Antonio Maccioni si sofferma invece sugli effetti che il loro lavoro può avere sui lettori e dell’immagine dell’isola che ne può emergere: «Scrivere di Sardegna, dei suoi luoghi e della sua storia, significa interrogarsi sull’immagine che l’isola ha dato e dà di sé oltremare, ma anche sull’immaginario collettivo e sul modo in cui ogni sardo ama raccontarsi. Lo scopo è incuriosire avendo a cuore la verità dei fatti.
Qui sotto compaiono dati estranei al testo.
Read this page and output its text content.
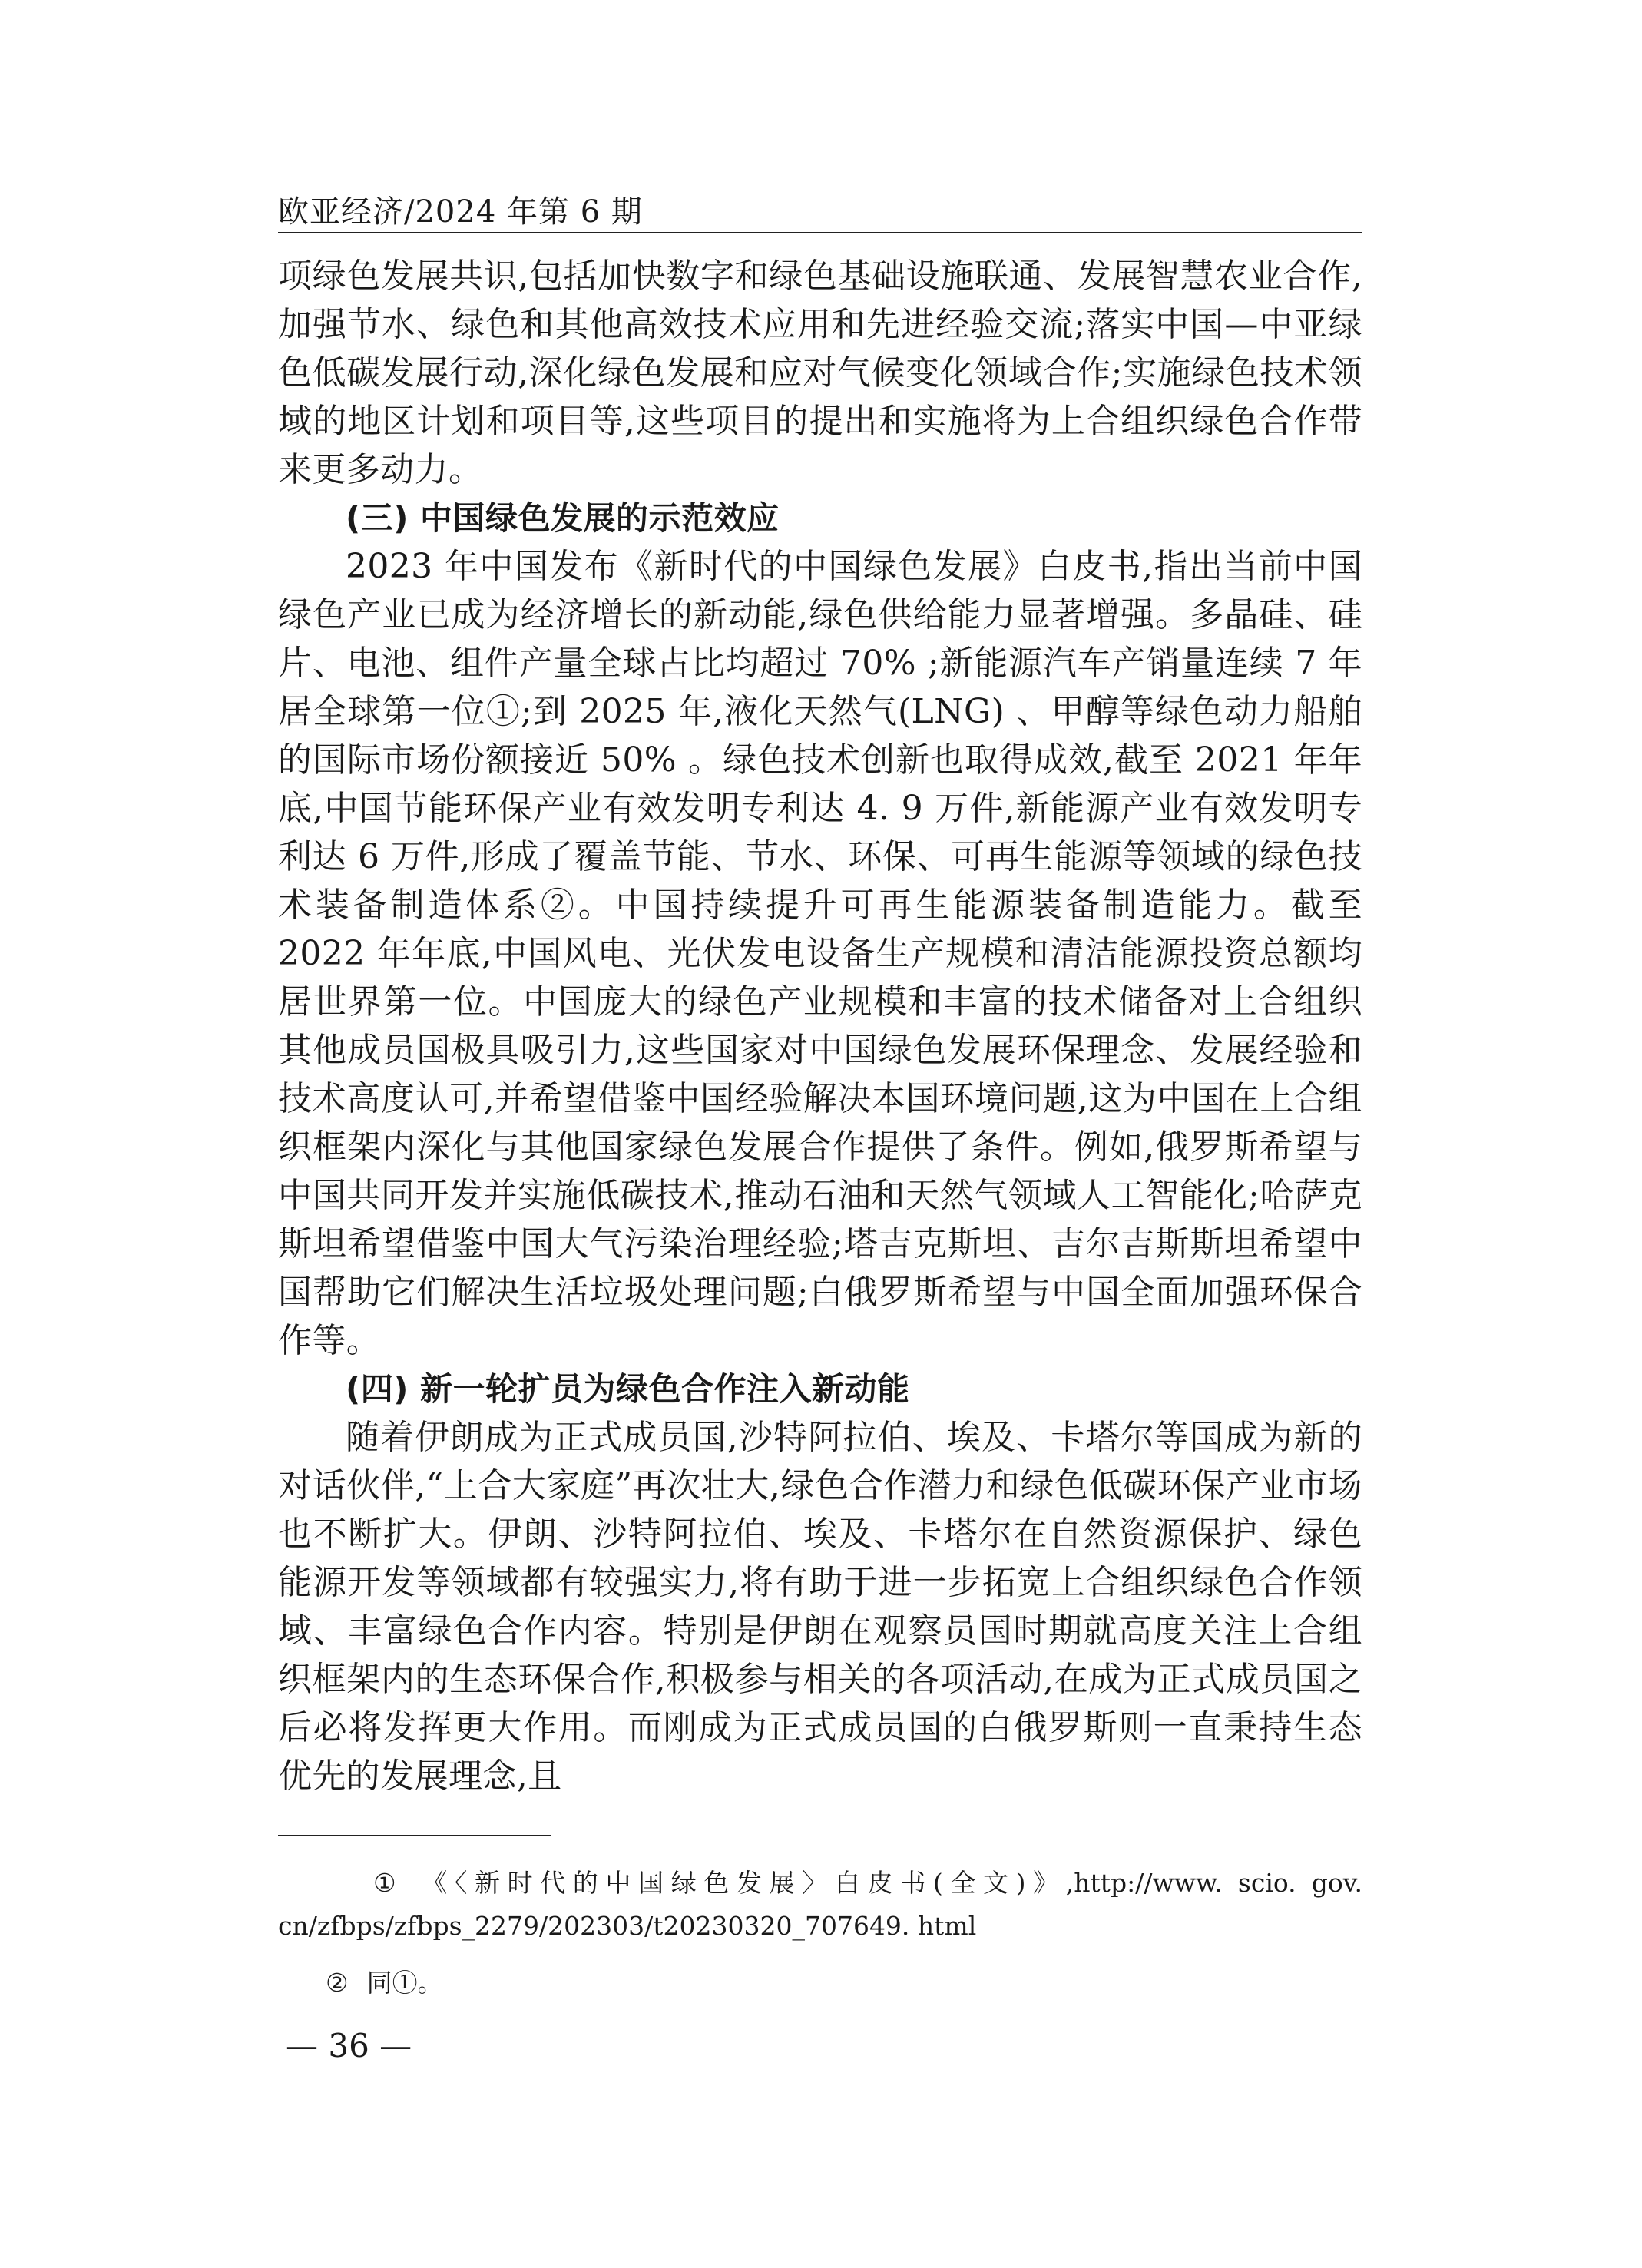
欧亚经济/2024 年第 6 期

项绿色发展共识,包括加快数字和绿色基础设施联通、发展智慧农业合作,加强节水、绿色和其他高效技术应用和先进经验交流;落实中国—中亚绿色低碳发展行动,深化绿色发展和应对气候变化领域合作;实施绿色技术领域的地区计划和项目等,这些项目的提出和实施将为上合组织绿色合作带来更多动力。

(三) 中国绿色发展的示范效应

2023 年中国发布《新时代的中国绿色发展》白皮书,指出当前中国绿色产业已成为经济增长的新动能,绿色供给能力显著增强。多晶硅、硅片、电池、组件产量全球占比均超过 70% ;新能源汽车产销量连续 7 年居全球第一位①;到 2025 年,液化天然气(LNG) 、甲醇等绿色动力船舶的国际市场份额接近 50% 。绿色技术创新也取得成效,截至 2021 年年底,中国节能环保产业有效发明专利达 4. 9 万件,新能源产业有效发明专利达 6 万件,形成了覆盖节能、节水、环保、可再生能源等领域的绿色技术装备制造体系②。中国持续提升可再生能源装备制造能力。截至 2022 年年底,中国风电、光伏发电设备生产规模和清洁能源投资总额均居世界第一位。中国庞大的绿色产业规模和丰富的技术储备对上合组织其他成员国极具吸引力,这些国家对中国绿色发展环保理念、发展经验和技术高度认可,并希望借鉴中国经验解决本国环境问题,这为中国在上合组织框架内深化与其他国家绿色发展合作提供了条件。例如,俄罗斯希望与中国共同开发并实施低碳技术,推动石油和天然气领域人工智能化;哈萨克斯坦希望借鉴中国大气污染治理经验;塔吉克斯坦、吉尔吉斯斯坦希望中国帮助它们解决生活垃圾处理问题;白俄罗斯希望与中国全面加强环保合作等。

(四) 新一轮扩员为绿色合作注入新动能

随着伊朗成为正式成员国,沙特阿拉伯、埃及、卡塔尔等国成为新的对话伙伴,“上合大家庭”再次壮大,绿色合作潜力和绿色低碳环保产业市场也不断扩大。伊朗、沙特阿拉伯、埃及、卡塔尔在自然资源保护、绿色能源开发等领域都有较强实力,将有助于进一步拓宽上合组织绿色合作领域、丰富绿色合作内容。特别是伊朗在观察员国时期就高度关注上合组织框架内的生态环保合作,积极参与相关的各项活动,在成为正式成员国之后必将发挥更大作用。而刚成为正式成员国的白俄罗斯则一直秉持生态优先的发展理念,且

① 《〈新时代的中国绿色发展〉白皮书(全文)》,http://www. scio. gov. cn/zfbps/zfbps_2279/202303/t20230320_707649. html

② 同①。

— 36 —
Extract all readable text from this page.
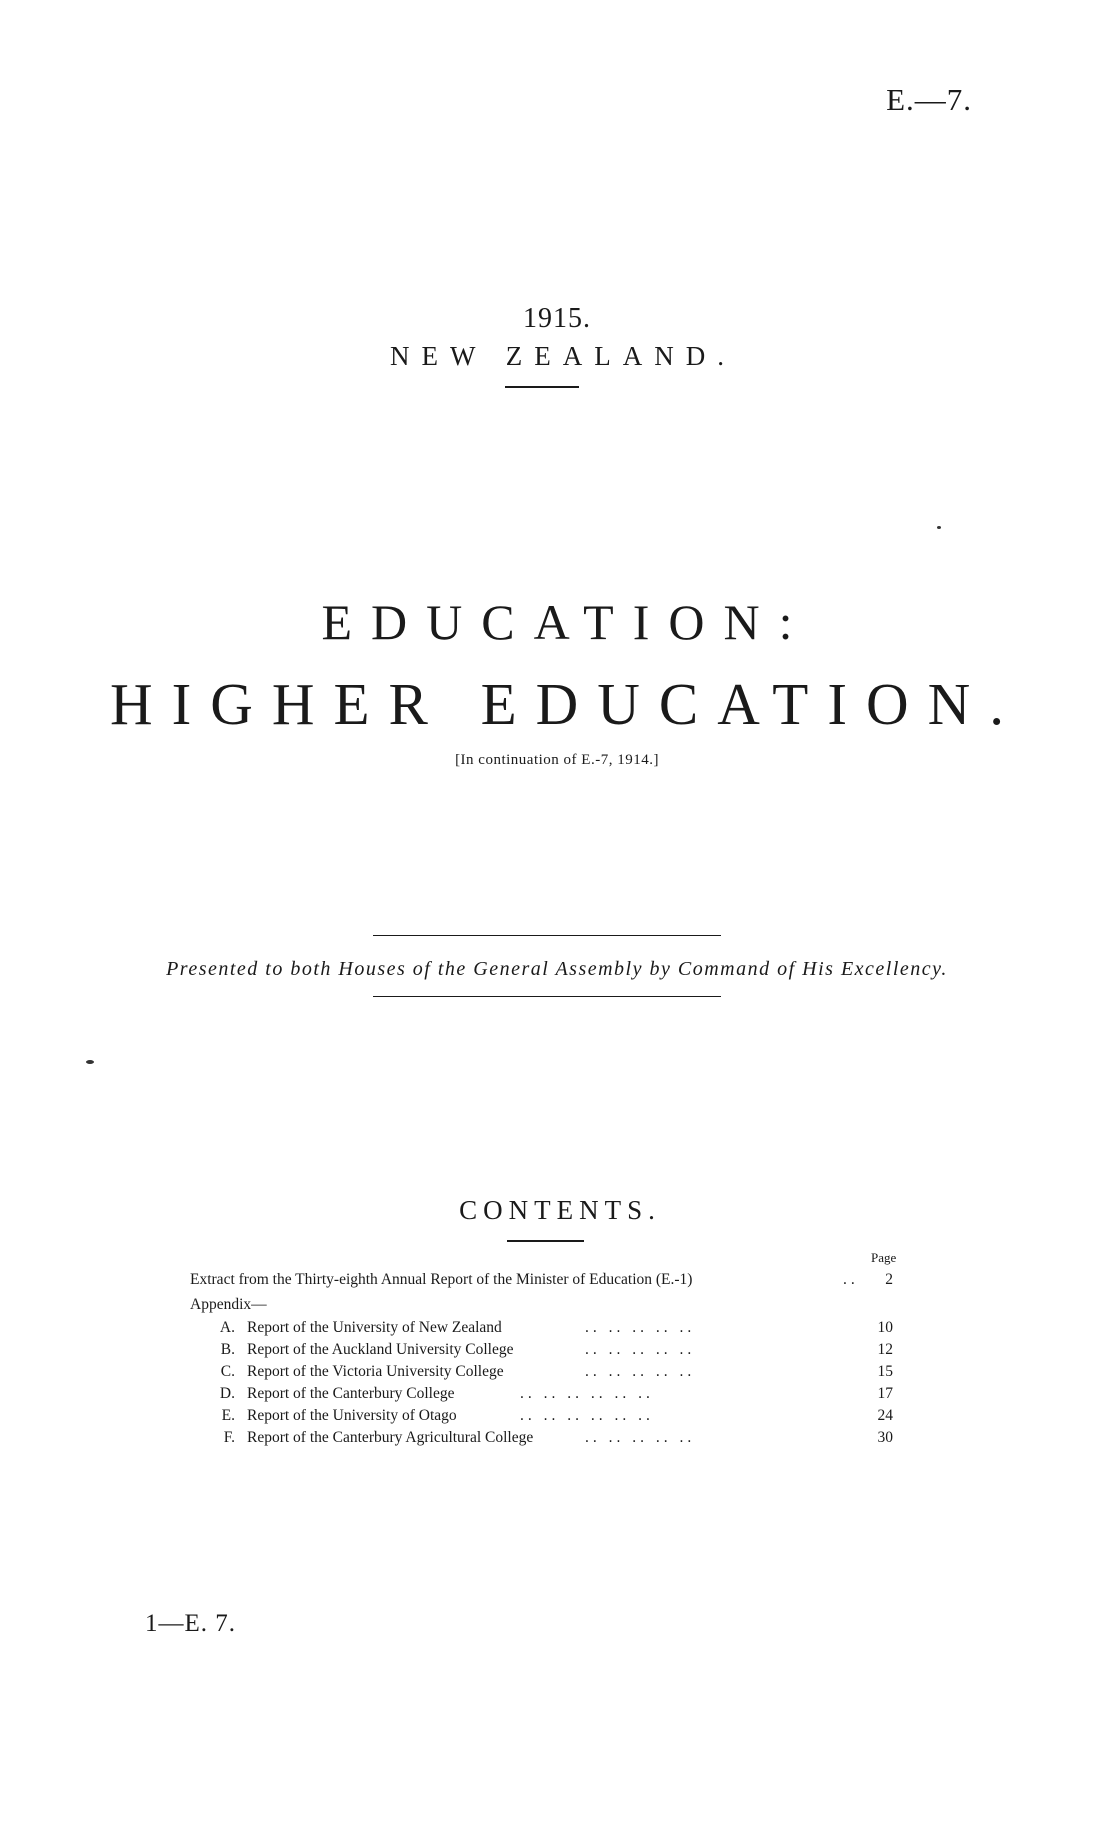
E.—7.
1915.
NEW ZEALAND.
EDUCATION:
HIGHER EDUCATION.
[In continuation of E.-7, 1914.]
Presented to both Houses of the General Assembly by Command of His Excellency.
CONTENTS.
Page
Extract from the Thirty-eighth Annual Report of the Minister of Education (E.-1)	..	2
Appendix—
A. Report of the University of New Zealand	.. .. .. .. ..	10
B. Report of the Auckland University College	.. .. .. .. ..	12
C. Report of the Victoria University College	.. .. .. .. ..	15
D. Report of the Canterbury College	.. .. .. .. .. ..	17
E. Report of the University of Otago	.. .. .. .. .. ..	24
F. Report of the Canterbury Agricultural College	.. .. .. .. ..	30
1—E. 7.
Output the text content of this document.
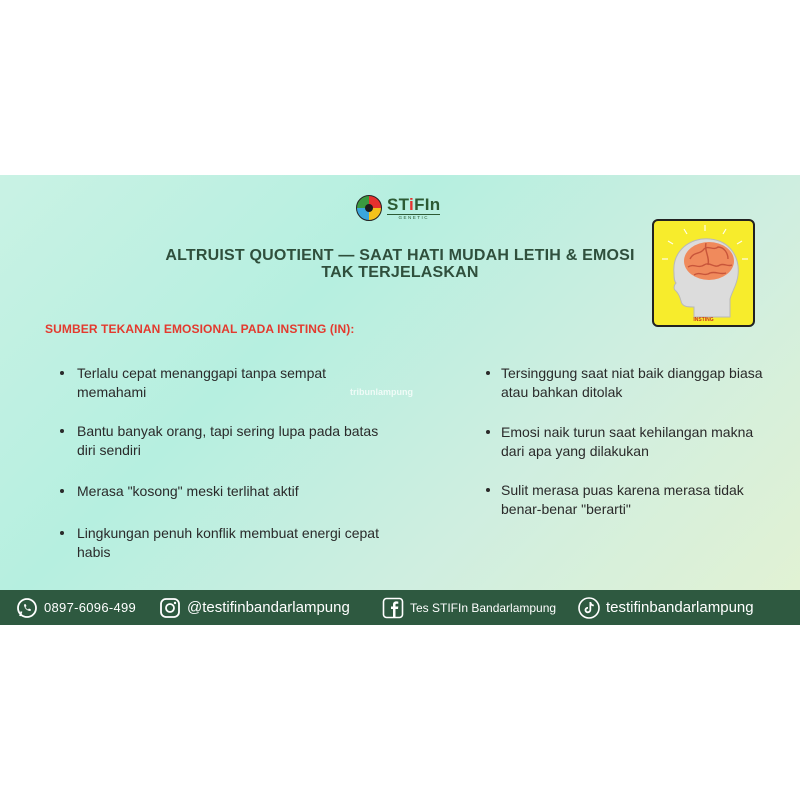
STiFIn
GENETIC
ALTRUIST QUOTIENT — SAAT HATI MUDAH LETIH & EMOSI TAK TERJELASKAN
INSTING
SUMBER TEKANAN EMOSIONAL PADA INSTING (IN):
Terlalu cepat menanggapi tanpa sempat memahami
Bantu banyak orang, tapi sering lupa pada batas diri sendiri
Merasa "kosong" meski terlihat aktif
Lingkungan penuh konflik membuat energi cepat habis
Tersinggung saat niat baik dianggap biasa atau bahkan ditolak
Emosi naik turun saat kehilangan makna dari apa yang dilakukan
Sulit merasa puas karena merasa tidak benar-benar "berarti"
tribunlampung
0897-6096-499	@testifinbandarlampung	Tes STIFIn Bandarlampung	testifinbandarlampung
Se la Sardegna è lontana dall’Italia, i sardi sono però cittadini del mondo e hanno avuto e hanno contatti con molte culture e molti popoli».

E la risposta dei lettori è arrivata, l’attenzione per le opere di questo genere che entrambi hanno varato negli anni scorsi è stata forte; e, dato curioso, si è indirizzata soprattutto verso i luoghi del cinema, «evidentemente quelli», dice Lisai «in cui sono stati rilevati più elementi sconosciuti e insoliti».